The purse associated with the prize allows him to settle in his Parisian workshop. He met Aristide Maillol, of which he became a disciple and collaborator until 1936. Like Maillol, Yencesse devoted himself entirely to the representation of the female body. He exhibited in Paris at the Petit Palais in 1935, at the Salon des Tuileries and participated in exhibitions of French sculpture in Amsterdam, Brussels, etc.
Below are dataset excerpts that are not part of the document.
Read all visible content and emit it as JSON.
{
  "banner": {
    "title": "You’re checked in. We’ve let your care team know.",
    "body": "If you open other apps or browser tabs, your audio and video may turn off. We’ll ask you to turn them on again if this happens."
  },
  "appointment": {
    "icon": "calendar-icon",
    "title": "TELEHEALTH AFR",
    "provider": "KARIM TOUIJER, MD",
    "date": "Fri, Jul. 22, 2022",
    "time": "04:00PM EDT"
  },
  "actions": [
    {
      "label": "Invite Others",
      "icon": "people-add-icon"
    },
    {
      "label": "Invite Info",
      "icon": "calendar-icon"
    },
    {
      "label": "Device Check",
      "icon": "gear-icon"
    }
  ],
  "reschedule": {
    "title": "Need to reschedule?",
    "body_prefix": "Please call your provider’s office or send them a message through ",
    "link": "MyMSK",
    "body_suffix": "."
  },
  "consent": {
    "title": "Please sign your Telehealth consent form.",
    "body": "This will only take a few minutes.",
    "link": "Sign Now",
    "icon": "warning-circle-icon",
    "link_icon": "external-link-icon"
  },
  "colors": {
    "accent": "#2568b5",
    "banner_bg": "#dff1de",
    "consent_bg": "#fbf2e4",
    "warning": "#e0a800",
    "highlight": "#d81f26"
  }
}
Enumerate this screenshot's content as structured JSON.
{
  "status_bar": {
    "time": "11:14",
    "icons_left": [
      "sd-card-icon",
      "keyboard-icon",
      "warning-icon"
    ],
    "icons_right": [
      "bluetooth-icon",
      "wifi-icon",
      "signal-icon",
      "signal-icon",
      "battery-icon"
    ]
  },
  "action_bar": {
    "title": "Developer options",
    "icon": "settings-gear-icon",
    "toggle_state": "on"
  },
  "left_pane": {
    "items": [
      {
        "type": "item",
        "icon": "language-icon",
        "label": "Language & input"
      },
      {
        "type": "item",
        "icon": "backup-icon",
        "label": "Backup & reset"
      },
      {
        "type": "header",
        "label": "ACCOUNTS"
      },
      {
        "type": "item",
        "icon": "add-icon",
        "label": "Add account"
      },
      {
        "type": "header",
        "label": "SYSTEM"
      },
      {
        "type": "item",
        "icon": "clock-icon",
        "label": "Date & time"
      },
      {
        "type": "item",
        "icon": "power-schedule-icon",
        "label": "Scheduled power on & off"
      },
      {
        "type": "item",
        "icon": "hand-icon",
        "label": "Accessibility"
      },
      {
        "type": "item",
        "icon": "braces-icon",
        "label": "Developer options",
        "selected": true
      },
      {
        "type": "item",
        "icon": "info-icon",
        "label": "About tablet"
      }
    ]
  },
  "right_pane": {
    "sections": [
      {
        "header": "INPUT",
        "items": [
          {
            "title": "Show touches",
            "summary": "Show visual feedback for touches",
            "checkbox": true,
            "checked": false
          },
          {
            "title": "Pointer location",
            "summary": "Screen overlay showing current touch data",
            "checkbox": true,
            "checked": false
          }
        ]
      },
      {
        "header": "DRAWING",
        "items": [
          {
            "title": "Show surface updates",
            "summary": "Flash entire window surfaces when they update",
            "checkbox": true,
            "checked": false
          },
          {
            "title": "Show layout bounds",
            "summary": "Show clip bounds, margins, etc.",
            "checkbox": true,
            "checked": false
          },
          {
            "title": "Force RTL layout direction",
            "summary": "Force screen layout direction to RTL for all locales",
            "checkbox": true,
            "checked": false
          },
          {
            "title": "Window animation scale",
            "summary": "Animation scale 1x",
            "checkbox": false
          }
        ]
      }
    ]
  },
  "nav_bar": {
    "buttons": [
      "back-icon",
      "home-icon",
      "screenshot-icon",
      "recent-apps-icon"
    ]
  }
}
He also obtained numerous public commissions: he participated in the decorations of the Palais de Chaillot in 1937, produced decorations for the University of Dijon in 1957, sculpted a War Memorial in Belfort in 1948. In 1953, he produced a new Monument to the dead for the city of Le Neubourg (Eure), replacing the old monument sculpted by Paul Landowski destroyed during the war.

He taught at the Beaux-Arts de Paris from 1950 to 1970 (César succeeded him). During these years, he assiduously frequented, charcoal in hand, the dance studios. He finds his art renewed by this influence: The study of dance, he writes, distances the sculptor from conventional and often worn plastic research; he discovers that a volume from the inside, bursting into space, has total plastic value.

In 1972, the Rodin museum in Paris devoted a retrospective to him.

He was received as a member of the Institute on 20 March 1974, at the headquarters of Henri Navarre in the sculpture section of the Academy of Fine Arts.

Yencesse died in Dijon, Paris on 4 October 1987, at the age of 87.

==Work==
- Reclining woman, circa 1935, plaster, Paris, museum of modern art of the City of Paris
- Woman with the shell, 1937, bronze, Toulouse, National Veterinary School of Toulouse
- Flore, 1937, stone, Barentin, Hôtel de Ville
- Head of a young woman, 1937, bronze, Mont-de-Marsan, Musée Despiau-Wlérick
- Bust of a woman, before 1939, bronze, Boulogne-Billancourt, museum of the Thirties
- Bust of a young woman or Mademoiselle B., 1942, bronze, Nantes, Musée des Beaux-Arts
- La Musique, 1943, stone, current location unknown, formerly in Chartres, town hall
- Tourville, 1943, pierre, Coutances, town hall
- Diane et son arc, vers 1943, plaster, Roubaix, La Piscine, André-Diligent Museum of Art and Industry
- Diane et son arc, vers 1943, bronze, Paris, museum of modern art of the City of Paris
- Diane et son arc, 1943, bronze, Dijon, Musée des Beaux-Arts
- Bust of Paul Langevin, 1946, bronze, Paris, Rectorat d'Académie
- La République, 1949, stone, Orleans
- Monument to the dead, 1953, stone, Le Neubourg
- The month of May 1956, stone, Fontainebleau, national castle museum
- The Immaculate Conception, 1957, Laguiole, Saint-Matthieu church
- Rock'n'Roll, 1962, bronze, The Water Gardens, Hemel Hempstead, Hertfordshire
- Rock'n'Roll, 1962, bronze, Elizabeth, South Australia
- La Loire, 1980, bronze, Orléans, place Sainte-Croix
- Spring, Summer, Autumn, plaster, Roubaix, La Piscine, André-Diligent Museum of Art and Industry
- Woman's head, gilt plaster, Strasbourg, museum of modern and contemporary art
- Swimmer, bronze, Algiers, Museum of Fine Arts

==Bibliography==
Jean-Claude Pallas, History and architecture of the Palais des Nations, 1924–2001: art deco in the service of international relations, United Nations Publications, 2001, p. 228.

Cécile Goldscheider, "A dynasty of artists in Burgundy in the 20th century: the Yencesse", in Living in Burgundy, n ° 13, 1979, pp. 14–15.

André Warnod, Robert Couturier, René Barotte, Hubert Yencesse, cat. exp. Paris, Rodin Museum, 1972–1973, Paris, 1972.